Entretanto, o projeto revela algumas dificuldades. Passagens importantes são ocultadas da narrativa, seja para evitar atritos na vida do cantor ou por não haver materiais de arquivo suficientemente claros por si próprios – caso do término dos Secos e Molhados. Ainda que a montagem se desenvolva de maneira fluida, determinados trechos recorrem a escolhas muito fracas de edição. Estes são o caso da sequência de “Como 2 e 2”, quando flashes de melhores momentos se assemelham a slides de uma apresentação amadora, e à apresentação de Simone para “Imagine”, dos Beatles, incluindo novos flashes com fades, típicos de vídeos ingênuos, repletos de boas intenções. Mesmo assim, estes são momentos atípicos dentro do projeto que consegue, como um todo, refletir sobre o tempo, concebido não apenas enquanto época, mas o tempo da apreciação da música, o tempo da apreensão do estilo de Ney Matogrosso. A textura da imagem – o vídeo desgastado do início, o aprimoramento da captação ao longo das décadas, a aparente câmera de celular durante a apresentação final – transforma-se em elemento fundamental para comprovar que o artista evolui junto da sociedade, em resposta direta a ela.

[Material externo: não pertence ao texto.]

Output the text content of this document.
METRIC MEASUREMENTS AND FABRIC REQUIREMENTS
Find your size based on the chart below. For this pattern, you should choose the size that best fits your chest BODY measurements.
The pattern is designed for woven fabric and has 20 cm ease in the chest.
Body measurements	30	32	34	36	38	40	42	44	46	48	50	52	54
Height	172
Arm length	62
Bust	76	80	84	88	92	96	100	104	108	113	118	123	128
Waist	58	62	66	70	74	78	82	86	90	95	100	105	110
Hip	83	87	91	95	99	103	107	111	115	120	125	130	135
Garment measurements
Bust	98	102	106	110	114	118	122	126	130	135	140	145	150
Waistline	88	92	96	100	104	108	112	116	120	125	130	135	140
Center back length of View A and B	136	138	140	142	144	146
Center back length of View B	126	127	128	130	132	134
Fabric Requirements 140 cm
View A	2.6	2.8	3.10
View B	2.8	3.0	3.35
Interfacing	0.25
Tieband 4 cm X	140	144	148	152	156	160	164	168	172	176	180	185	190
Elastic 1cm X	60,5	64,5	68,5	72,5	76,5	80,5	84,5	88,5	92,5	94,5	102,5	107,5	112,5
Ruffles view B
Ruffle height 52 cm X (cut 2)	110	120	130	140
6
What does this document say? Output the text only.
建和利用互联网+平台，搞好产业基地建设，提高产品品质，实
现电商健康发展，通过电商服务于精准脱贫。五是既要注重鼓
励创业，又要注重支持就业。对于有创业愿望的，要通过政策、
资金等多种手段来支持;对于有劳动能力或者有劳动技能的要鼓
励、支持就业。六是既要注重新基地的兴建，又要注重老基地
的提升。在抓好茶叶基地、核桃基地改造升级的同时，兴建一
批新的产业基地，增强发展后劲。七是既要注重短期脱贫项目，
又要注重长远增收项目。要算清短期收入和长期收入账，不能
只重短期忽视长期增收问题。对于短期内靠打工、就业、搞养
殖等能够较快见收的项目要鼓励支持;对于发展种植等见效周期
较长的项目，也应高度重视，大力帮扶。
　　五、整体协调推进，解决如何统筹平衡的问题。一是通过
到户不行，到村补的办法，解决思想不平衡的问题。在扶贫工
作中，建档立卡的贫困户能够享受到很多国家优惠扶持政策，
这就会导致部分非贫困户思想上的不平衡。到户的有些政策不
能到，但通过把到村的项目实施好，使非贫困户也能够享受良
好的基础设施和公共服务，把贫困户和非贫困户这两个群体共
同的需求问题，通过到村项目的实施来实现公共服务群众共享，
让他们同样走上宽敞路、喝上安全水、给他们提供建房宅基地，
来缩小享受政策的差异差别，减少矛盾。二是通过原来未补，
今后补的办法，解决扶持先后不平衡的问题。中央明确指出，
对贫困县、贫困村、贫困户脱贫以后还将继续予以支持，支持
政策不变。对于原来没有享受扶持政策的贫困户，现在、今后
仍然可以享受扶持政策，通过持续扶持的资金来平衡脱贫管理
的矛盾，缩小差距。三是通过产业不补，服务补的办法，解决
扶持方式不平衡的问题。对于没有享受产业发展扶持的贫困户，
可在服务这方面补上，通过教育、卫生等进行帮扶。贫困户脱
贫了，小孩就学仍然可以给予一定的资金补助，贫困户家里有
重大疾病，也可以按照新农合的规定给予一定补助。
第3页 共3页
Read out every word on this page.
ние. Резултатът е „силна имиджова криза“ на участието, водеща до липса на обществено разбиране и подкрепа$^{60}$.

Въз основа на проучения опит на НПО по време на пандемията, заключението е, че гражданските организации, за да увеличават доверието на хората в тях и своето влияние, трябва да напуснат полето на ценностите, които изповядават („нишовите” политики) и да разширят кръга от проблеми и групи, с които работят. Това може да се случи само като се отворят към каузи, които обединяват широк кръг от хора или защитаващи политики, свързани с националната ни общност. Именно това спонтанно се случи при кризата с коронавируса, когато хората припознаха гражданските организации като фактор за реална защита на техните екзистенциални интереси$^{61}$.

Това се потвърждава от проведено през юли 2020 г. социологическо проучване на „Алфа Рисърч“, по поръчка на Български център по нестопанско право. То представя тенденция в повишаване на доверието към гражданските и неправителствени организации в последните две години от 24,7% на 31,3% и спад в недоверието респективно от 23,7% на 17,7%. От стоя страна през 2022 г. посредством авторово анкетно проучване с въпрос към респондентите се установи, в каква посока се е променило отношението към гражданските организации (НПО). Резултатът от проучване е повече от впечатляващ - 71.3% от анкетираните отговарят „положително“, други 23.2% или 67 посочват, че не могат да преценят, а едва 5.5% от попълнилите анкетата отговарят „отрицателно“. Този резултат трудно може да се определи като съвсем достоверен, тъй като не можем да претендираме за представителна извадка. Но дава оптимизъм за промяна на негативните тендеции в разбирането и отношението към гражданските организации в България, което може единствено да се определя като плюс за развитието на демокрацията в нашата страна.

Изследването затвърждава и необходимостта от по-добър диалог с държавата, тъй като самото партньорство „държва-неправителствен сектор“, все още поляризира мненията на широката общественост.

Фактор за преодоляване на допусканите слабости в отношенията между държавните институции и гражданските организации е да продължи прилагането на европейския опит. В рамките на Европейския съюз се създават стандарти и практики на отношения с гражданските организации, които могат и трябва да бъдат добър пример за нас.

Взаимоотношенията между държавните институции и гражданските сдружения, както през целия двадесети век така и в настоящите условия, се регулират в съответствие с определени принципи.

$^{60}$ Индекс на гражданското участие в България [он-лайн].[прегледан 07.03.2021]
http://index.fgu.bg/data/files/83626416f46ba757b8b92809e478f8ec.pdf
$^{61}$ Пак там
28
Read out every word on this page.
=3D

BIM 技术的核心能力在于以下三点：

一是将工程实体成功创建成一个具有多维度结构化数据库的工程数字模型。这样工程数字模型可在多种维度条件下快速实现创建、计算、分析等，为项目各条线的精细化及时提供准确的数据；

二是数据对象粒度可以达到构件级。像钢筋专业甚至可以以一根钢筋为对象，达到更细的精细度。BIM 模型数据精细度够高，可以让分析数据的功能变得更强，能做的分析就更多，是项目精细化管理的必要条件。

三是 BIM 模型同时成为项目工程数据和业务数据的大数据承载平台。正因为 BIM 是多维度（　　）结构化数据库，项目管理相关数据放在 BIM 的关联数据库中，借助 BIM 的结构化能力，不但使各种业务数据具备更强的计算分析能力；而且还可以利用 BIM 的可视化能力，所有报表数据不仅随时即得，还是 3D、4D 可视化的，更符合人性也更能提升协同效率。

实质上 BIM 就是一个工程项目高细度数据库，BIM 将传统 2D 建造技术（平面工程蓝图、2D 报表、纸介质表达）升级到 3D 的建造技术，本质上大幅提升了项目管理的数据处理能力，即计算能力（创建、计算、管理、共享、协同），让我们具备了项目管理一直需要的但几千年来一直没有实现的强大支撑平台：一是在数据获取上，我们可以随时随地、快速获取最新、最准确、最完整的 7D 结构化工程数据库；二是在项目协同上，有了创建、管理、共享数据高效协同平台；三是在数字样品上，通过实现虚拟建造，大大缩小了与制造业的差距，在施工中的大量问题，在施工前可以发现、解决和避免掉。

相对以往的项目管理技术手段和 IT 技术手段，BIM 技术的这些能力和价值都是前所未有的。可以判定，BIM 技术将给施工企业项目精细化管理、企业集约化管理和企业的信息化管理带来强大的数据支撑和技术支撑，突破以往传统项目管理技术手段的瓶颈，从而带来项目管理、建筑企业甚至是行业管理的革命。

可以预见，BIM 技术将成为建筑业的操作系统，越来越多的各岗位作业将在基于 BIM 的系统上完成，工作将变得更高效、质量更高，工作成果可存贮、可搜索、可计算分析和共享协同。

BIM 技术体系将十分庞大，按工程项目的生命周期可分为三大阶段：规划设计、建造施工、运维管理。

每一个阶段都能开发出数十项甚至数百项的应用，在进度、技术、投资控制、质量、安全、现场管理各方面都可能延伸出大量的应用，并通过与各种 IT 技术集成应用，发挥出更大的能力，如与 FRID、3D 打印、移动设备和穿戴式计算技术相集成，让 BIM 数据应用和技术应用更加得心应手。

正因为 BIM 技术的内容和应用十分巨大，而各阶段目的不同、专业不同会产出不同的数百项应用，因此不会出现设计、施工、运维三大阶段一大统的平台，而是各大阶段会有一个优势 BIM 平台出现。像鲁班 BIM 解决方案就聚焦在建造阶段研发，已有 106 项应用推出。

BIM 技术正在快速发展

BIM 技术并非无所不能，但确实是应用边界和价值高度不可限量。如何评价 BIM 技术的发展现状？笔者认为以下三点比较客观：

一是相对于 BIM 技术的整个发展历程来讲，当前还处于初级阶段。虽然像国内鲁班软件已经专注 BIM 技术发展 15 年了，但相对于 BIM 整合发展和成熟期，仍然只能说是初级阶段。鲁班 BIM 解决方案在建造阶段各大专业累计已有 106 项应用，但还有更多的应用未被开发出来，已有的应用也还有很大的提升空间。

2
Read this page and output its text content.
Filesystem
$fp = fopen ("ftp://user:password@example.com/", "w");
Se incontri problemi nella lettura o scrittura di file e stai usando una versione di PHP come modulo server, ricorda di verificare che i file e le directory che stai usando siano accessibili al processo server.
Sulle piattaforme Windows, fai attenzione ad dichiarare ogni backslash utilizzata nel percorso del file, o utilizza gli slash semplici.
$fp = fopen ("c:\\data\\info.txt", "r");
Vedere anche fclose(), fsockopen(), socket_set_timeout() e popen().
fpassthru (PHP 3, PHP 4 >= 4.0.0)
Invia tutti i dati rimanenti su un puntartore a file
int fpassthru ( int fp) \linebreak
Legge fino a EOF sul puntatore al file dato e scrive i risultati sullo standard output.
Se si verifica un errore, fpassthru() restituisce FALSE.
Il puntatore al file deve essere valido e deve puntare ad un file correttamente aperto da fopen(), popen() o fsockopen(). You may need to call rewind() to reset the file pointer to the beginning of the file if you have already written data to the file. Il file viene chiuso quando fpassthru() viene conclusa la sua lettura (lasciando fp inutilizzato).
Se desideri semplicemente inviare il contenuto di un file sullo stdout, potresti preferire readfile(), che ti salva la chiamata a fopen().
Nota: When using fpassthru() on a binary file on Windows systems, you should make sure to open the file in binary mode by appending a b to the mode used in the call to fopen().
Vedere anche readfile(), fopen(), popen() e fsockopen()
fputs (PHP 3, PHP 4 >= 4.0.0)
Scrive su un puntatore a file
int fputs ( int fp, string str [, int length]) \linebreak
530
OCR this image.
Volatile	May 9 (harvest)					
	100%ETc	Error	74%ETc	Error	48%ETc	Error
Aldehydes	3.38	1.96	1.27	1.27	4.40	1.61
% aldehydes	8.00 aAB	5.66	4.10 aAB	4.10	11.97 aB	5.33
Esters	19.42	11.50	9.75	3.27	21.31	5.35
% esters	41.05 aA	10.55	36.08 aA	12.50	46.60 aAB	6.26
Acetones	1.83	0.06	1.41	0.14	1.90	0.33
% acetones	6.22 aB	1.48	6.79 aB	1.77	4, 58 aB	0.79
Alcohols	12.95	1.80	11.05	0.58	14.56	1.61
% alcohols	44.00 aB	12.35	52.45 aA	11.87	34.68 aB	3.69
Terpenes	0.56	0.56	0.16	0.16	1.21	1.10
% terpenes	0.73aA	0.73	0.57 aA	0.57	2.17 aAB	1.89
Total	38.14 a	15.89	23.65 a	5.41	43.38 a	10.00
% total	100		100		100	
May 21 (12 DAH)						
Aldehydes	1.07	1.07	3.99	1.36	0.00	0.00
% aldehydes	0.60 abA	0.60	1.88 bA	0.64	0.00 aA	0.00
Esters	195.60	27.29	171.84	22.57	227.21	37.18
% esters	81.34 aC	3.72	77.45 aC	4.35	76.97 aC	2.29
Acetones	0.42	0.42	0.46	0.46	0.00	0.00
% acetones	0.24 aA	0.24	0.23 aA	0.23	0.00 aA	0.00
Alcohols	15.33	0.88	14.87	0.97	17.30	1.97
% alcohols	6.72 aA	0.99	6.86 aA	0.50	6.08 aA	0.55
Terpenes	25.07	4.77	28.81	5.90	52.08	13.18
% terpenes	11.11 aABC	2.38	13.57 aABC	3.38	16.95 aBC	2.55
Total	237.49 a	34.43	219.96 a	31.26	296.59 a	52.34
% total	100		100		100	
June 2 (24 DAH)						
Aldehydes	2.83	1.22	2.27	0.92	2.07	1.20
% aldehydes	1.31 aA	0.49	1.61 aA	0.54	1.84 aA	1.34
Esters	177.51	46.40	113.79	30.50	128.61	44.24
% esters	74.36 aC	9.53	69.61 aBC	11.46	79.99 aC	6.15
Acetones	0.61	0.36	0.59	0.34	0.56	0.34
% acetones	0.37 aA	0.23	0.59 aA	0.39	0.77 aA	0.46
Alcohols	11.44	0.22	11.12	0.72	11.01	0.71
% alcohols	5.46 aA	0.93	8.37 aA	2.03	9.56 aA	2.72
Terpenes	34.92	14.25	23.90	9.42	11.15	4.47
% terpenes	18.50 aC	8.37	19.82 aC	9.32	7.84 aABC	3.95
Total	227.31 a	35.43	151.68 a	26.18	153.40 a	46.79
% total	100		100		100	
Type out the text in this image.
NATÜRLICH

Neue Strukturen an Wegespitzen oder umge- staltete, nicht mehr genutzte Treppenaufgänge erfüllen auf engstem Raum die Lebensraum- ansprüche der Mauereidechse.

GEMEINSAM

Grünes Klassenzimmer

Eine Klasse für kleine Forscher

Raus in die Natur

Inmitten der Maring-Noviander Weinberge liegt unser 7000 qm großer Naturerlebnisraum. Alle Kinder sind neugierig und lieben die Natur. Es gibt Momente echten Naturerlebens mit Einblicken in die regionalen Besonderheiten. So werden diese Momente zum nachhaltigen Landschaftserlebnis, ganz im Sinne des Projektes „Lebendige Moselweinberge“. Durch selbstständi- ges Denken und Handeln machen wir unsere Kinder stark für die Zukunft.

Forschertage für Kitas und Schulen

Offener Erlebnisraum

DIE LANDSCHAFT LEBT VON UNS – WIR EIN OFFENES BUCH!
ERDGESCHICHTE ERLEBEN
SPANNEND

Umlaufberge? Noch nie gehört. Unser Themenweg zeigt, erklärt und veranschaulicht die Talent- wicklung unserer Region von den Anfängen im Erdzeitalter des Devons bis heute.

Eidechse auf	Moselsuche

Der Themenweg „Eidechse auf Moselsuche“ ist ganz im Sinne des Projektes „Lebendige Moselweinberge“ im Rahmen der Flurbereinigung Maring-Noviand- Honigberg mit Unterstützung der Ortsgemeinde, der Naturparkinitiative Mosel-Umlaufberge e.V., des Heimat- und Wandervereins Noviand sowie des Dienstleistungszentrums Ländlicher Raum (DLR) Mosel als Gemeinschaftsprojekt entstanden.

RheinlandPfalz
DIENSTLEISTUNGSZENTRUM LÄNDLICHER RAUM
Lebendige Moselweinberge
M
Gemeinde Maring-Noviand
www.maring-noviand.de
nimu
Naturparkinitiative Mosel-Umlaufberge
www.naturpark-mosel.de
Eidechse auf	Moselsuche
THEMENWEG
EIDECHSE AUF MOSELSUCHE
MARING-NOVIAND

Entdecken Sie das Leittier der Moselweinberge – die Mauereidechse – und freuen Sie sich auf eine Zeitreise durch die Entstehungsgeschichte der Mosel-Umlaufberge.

Por fim, Ney: À Flor da Pele transparece a profunda crença no poder das imagens enquanto veículos de significação por si próprias. O documentário constitui um cinema rústico no sentido de agenciar imagens e sons brutos, sem precisar de inúmeras intervenções de luz, cor, mixagem, dublagem, máscaras, filtros etc. Ironicamente, ele também representa uma forma contemporânea de fazer arte, pela possibilidade de se realizar uma obra competente centrada basicamente em uma única pessoa que reúne, seleciona e agencia os materiais em seu computador. Trata-se de um cinema possível em tempos de isolamento social e, sobretudo, em períodos de desmonte cultural e ataque à classe artística. Assim como Ney Matogrosso representou uma forma de resistência a forças conservadoras, Nepomuceno busca, guardadas as devidas proporções, realizar uma arte igualmente autoral, corajosa e capaz de confrontar as ordens vigentes. Em 2020, o cinema brasileiro não está limitado à gravação de imagens de computadores e câmeras de celular. Há inúmeras formas de resgatar as inovações no passado, ressignificando-as pela colagem (típica da pós-modernidade e do pop) para torná-las, uma vez mais, inovadoras, contemporâneas e pertinentes na luta contra os retrocessos.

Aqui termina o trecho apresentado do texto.